TOKYO, CORRESPONDANT
Les pourparlers à six (la Chine, les deux Corées, les Etats-Unis, le Japon et la Russie) destinés à persuader la République populaire démocratique de Corée (RPDC) de renoncer à son programme nucléaire se sont achevés, vendredi 22 décembre à Pékin, sans résultats. Américains et Nord-Coréens s’accusent mutuellement d’être responsables de l’échec de ces cinq jours de négociations. Aucune date n’a été arrêtée pour leur reprise.
Le chef de la délégation américaine, Christopher Hill, a critiqué Pyongyang pour son « manque de sérieux », faisant valoir que son homologue nord-coréen passait d’un point de désaccord à un autre.
Pour le régime nord-coréen, toute discussion sur le fond - son programme nucléaire - doit avoir pour préalable la levée des sanctions financières qui ont conduit au gel de ses comptes à la Banco Delta Asia (BDA) de Macao. C’est sur cette question que les pourparlers ont achoppé.
Dès le redémarrage des négociations, lundi 19 décembre, Pyongyang avait exigé la levée de toutes les sanctions à son encontre, y compris celles prises à la suite de la résolution du Conseil de sécurité des Nations unies condamnant son essai nucléaire du 9 octobre.
Dans un communiqué signé par les six participants, le 19 septembre 2005, Pyongyang s’était engagé à renoncer à son programme nucléaire en échange de garanties de sécurité des Etats-Unis et d’une aide multilatérale. Mais, quarante-huit heures plus tard, le Trésor américain avait accusé la BDA de blanchiment d’argent et de diffusion de faux dollars pour le compte de Pyongyang, et interdit aux banques américaines toute transaction avec celle-ci.
Sous la pression de Washington, les autorités de Macao ont gelé les comptes nord-coréens à la BDA. Et, pendant treize mois, la RPDC refusa de revenir à la table de négociation.
TROUBLANTE COÏNCIDENCE
Pour Washington, les deux questions (sanctions financières et programme nucléaire) sont distinctes. « Je ne suis pas chargé de négocier la question de la BDA », a déclaré M. Hill. Parallèlement aux négociations à six, des pourparlers ont eu lieu à Pékin entre des délégations financières américaine et nord-coréenne sur le gel de comptes. Mais elles n’ont pas abouti.

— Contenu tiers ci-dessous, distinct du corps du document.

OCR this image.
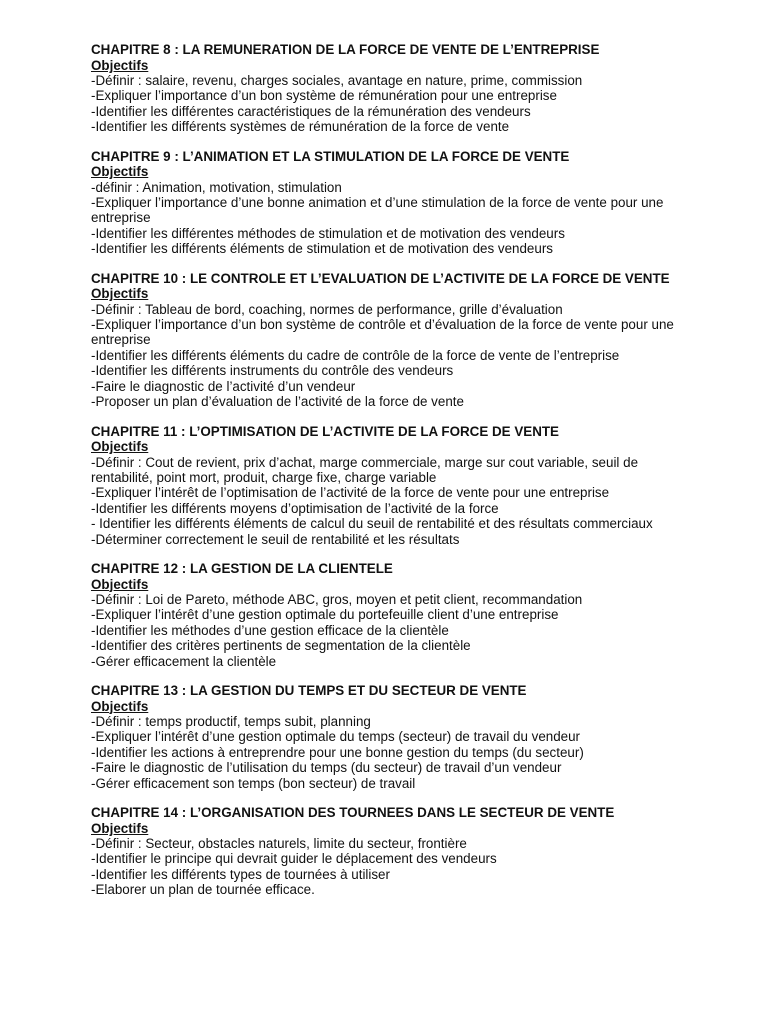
CHAPITRE 8 : LA REMUNERATION DE LA FORCE DE VENTE DE L’ENTREPRISE
Objectifs
-Définir : salaire, revenu, charges sociales, avantage en nature, prime, commission
-Expliquer l’importance d’un bon système de rémunération pour une entreprise
-Identifier les différentes caractéristiques de la rémunération des vendeurs
-Identifier les différents systèmes de rémunération de la force de vente
CHAPITRE 9 : L’ANIMATION ET LA STIMULATION DE LA FORCE DE VENTE
Objectifs
-définir : Animation, motivation, stimulation
-Expliquer l’importance d’une bonne animation et d’une stimulation de la force de vente pour une entreprise
-Identifier les différentes méthodes de stimulation et de motivation des vendeurs
-Identifier les différents éléments de stimulation et de motivation des vendeurs
CHAPITRE 10 : LE CONTROLE ET L’EVALUATION DE L’ACTIVITE DE LA FORCE DE VENTE
Objectifs
-Définir : Tableau de bord, coaching, normes de performance, grille d’évaluation
-Expliquer l’importance d’un bon système de contrôle et d’évaluation de la force de vente pour une entreprise
-Identifier les différents éléments du cadre de contrôle de la force de vente de l’entreprise
-Identifier les différents instruments du contrôle des vendeurs
-Faire le diagnostic de l’activité d’un vendeur
-Proposer un plan d’évaluation de l’activité de la force de vente
CHAPITRE 11 : L’OPTIMISATION DE L’ACTIVITE DE LA FORCE DE VENTE
Objectifs
-Définir : Cout de revient, prix d’achat, marge commerciale, marge sur cout variable, seuil de rentabilité, point mort, produit, charge fixe, charge variable
-Expliquer l’intérêt de l’optimisation de l’activité de la force de vente pour une entreprise
-Identifier les différents moyens d’optimisation de l’activité de la force
- Identifier les différents éléments de calcul du seuil de rentabilité et des résultats commerciaux
-Déterminer correctement le seuil de rentabilité et les résultats
CHAPITRE 12 : LA GESTION DE LA CLIENTELE
Objectifs
-Définir : Loi de Pareto, méthode ABC, gros, moyen et petit client, recommandation
-Expliquer l’intérêt d’une gestion optimale du portefeuille client d’une entreprise
-Identifier les méthodes d’une gestion efficace de la clientèle
-Identifier des critères pertinents de segmentation de la clientèle
-Gérer efficacement la clientèle
CHAPITRE 13 : LA GESTION DU TEMPS ET DU SECTEUR DE VENTE
Objectifs
-Définir : temps productif, temps subit, planning
-Expliquer l’intérêt d’une gestion optimale du temps (secteur) de travail du vendeur
-Identifier les actions à entreprendre pour une bonne gestion du temps (du secteur)
-Faire le diagnostic de l’utilisation du temps (du secteur) de travail d’un vendeur
-Gérer efficacement son temps (bon secteur) de travail
CHAPITRE 14 : L’ORGANISATION DES TOURNEES DANS LE SECTEUR DE VENTE
Objectifs
-Définir : Secteur, obstacles naturels, limite du secteur, frontière
-Identifier le principe qui devrait guider le déplacement des vendeurs
-Identifier les différents types de tournées à utiliser
-Elaborer un plan de tournée efficace.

La troublante coïncidence entre la signature de l’accord du 19 septembre et l’offensive du Trésor américain contre la BDA a été soulignée par le président sud-coréen, Roh Moo-hyun, qui a indirectement accusé les Etats-Unis d’avoir torpillé l’accord de septembre 2005. « La déclaration commune a été enterrée avant même de naître », a déclaré M. Roh, s’interrogeant sur l’apparente absence de coordination entre le Trésor et le département d’Etat.
Citant une source non identifiée à Macao, le quotidien sud-coréen JongAng Ilbo écrivait, jeudi 21 décembre, que la moitié des fonds bloqués à la BDA provient de paiements effectués par l’entreprise sud-coréenne Hyundai Asan, qui gère un complexe touristique en RPDC, et qu’ils ne sont donc en rien illicites.
Une autre partie des fonds (6 millions de dollars) provient de Daedong Credit Bank - le capital est détenu par des intérêts nord-coréens et étrangers -, qui vient d’être rachetée par un fonds d’investissement britannique.
Selon le Financial Times, ces 6 millions de dollars appartiennent à une société conjointe formée par British Tobacco et l’entreprise nord-coréenne Taesong, qui fabrique des cigarettes destinées au marché local. Le Trésor n’a, pour l’instant, rendu publique aucune preuve étayant ses accusations portées contre BDA.